Two of the major contributors to healthcare staff turnover are burnout and a lack of employee engagement. Burnout lowers nurses' quality of life, performance level, and organizational commitment and increases their intention to leave the job. It also has a profound impact on staffing, including absenteeism, presenteeism, reduced productivity, turnover, and clinicians leaving the profession, according to a 2019 report by the National Academies of Sciences, Engineering, and Medicine titled, “Taking Action Against Clinician Burnout: A Systems Approach to Professional Well-Being.”
Before the pandemic, more than one-third of nurses reported burnout while annual nurse turnover was approximately 17%. Since COVID-19, nurse burnout has been around 50% and nurse turnover rates have ranged between 20% and 30%. That is what Jane Muir, a University of Virginia Health emergency room nurse and School of Nursing doctoral student, discovered in her research that was published in the June 2022 issue of the Journal of Patient Safety.
Muir and her colleagues also found that nurses who worked at hospitals with burnout reduction programs stayed at their jobs about 20% longer than nurses who worked at hospitals without such initiatives. Furthermore, they revealed that hospitals with burnout reduction initiatives spent $11,592 per nurse per year employed on burnout-related costs, and that was about 30% less than hospitals without such programs, which spent, on average, $16,736 per nurse per year employed. A strong argument can be made for HR leaders to create a retention strategy that involves increasing engagement among their clinician staff.
“Improving nurse engagement has implications for nurse retention,” researchers concluded in a 2016 study published in the Journal of Nursing Administration. “Nurses working in hospitals with higher levels of engagement are less likely to report job dissatisfaction, burnout and intent to leave, which have implications for nurse turnover. Additionally, our findings confirm previous studies both inside and outside of nursing that has identified engagement as a key facet of job satisfaction.”
As HR leaders build their retention plans, they should consider adopting a scheduling system that is flexible, easily accessible, and healthcare-specific.

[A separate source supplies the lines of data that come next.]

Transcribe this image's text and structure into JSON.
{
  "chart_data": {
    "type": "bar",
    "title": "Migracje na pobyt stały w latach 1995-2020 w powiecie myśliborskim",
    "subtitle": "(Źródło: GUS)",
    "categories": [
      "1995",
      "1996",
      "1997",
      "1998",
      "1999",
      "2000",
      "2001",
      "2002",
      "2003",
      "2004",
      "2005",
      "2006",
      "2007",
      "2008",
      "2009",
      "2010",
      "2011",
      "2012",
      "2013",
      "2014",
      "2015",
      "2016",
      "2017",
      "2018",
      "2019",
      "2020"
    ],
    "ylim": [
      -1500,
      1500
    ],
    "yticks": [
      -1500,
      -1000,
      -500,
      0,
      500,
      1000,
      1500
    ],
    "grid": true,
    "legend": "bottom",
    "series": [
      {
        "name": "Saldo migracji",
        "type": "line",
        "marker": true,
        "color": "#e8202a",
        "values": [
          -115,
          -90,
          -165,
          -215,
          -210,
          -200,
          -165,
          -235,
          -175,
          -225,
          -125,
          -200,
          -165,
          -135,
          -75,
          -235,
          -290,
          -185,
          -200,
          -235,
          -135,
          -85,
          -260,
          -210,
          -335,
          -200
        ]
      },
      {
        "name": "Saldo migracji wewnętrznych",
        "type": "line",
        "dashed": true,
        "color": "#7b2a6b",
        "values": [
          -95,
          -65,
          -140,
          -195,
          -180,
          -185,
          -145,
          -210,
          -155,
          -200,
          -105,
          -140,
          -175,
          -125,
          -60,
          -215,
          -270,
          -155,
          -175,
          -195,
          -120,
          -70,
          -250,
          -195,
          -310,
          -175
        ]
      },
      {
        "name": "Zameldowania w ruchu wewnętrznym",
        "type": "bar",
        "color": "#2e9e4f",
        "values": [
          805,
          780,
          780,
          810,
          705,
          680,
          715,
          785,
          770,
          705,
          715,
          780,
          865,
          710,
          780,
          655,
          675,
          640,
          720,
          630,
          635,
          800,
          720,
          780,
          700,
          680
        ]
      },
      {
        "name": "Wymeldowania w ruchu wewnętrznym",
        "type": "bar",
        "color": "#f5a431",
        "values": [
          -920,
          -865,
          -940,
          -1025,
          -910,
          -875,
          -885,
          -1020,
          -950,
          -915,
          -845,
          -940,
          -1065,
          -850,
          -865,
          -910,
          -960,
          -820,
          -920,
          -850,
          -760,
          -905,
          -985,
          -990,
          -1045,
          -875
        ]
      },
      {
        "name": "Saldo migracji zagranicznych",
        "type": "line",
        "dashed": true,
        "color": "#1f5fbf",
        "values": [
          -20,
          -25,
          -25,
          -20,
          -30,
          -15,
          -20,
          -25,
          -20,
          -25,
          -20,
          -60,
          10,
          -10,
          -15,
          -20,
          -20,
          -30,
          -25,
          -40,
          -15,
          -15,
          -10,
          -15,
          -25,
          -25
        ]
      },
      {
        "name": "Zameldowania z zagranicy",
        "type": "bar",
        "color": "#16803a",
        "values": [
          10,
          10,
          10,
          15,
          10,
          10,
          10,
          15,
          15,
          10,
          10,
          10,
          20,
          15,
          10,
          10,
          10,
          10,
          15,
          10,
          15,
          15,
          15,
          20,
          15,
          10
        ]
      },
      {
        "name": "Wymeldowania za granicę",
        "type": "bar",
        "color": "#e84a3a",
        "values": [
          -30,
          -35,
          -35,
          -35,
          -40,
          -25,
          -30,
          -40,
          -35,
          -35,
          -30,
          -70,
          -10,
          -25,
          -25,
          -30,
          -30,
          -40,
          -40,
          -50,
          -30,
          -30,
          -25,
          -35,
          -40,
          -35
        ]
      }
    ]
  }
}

With ShiftWizard, HR executives can offer a mobile-ready tool that can allow nurses to self-schedule, choose varying shift lengths, easily request time off, and swap shifts with their coworkers when needed. Adopting this flexible system as part of a workforce management strategy can position a facility as an attractive place to work.

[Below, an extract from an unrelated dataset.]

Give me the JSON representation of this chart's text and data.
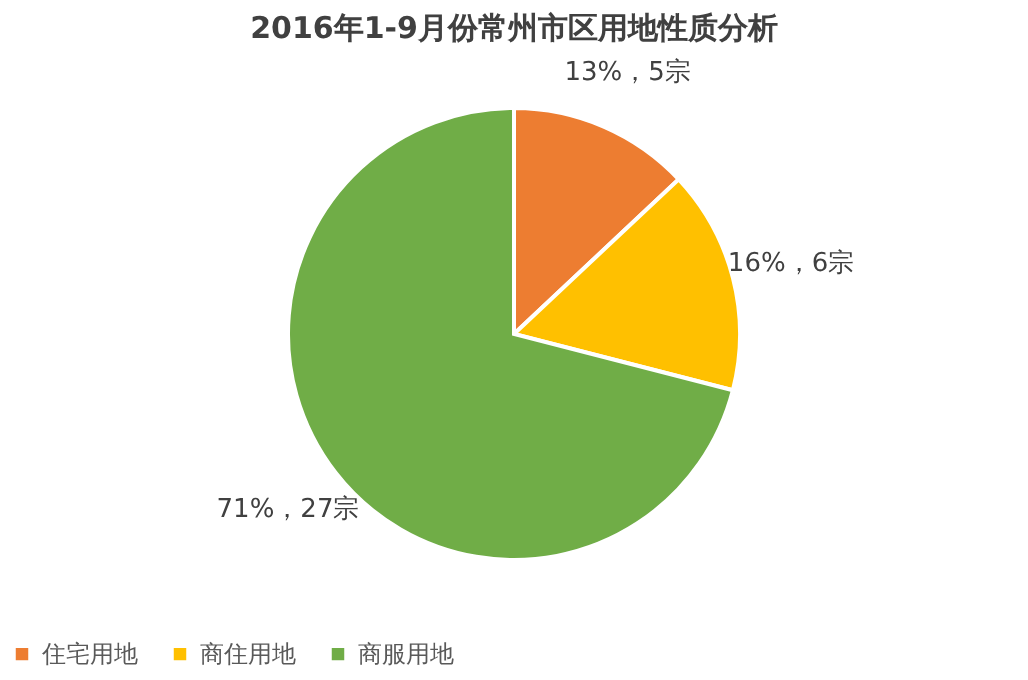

Self-scheduling is a particularly useful feature because it gives nurses control to create a schedule that is most suitable for their lifestyle. When self-scheduling is utilized to its full capacity, it ensures nurses achieve better work-life harmony and helps them to avoid working stressful shift patterns that can lead to burnout.
“We found that flexible scheduling makes clinicians more likely to indicate improvement in control over their workload, which can translate into reduced work-related stress,” said Amy Sullivan, PsyD, ABPP, Director of Caregiver Engagement and Wellbeing in Cleveland Clinic’s Neurological Institute and first author of a 2022 study that examined the impact of a flexible schedule.
A key ingredient among healthcare organizations with highly engaged staff is that they nurture in their nurses a sense of empowerment to contribute in decision-making for schedules. This shared governance is important in empowering nurses and subsequently improving retention. If leadership can remove the stress caused by an inflexible schedule, nurses can find a more optimal balance between their careers and overall well-being.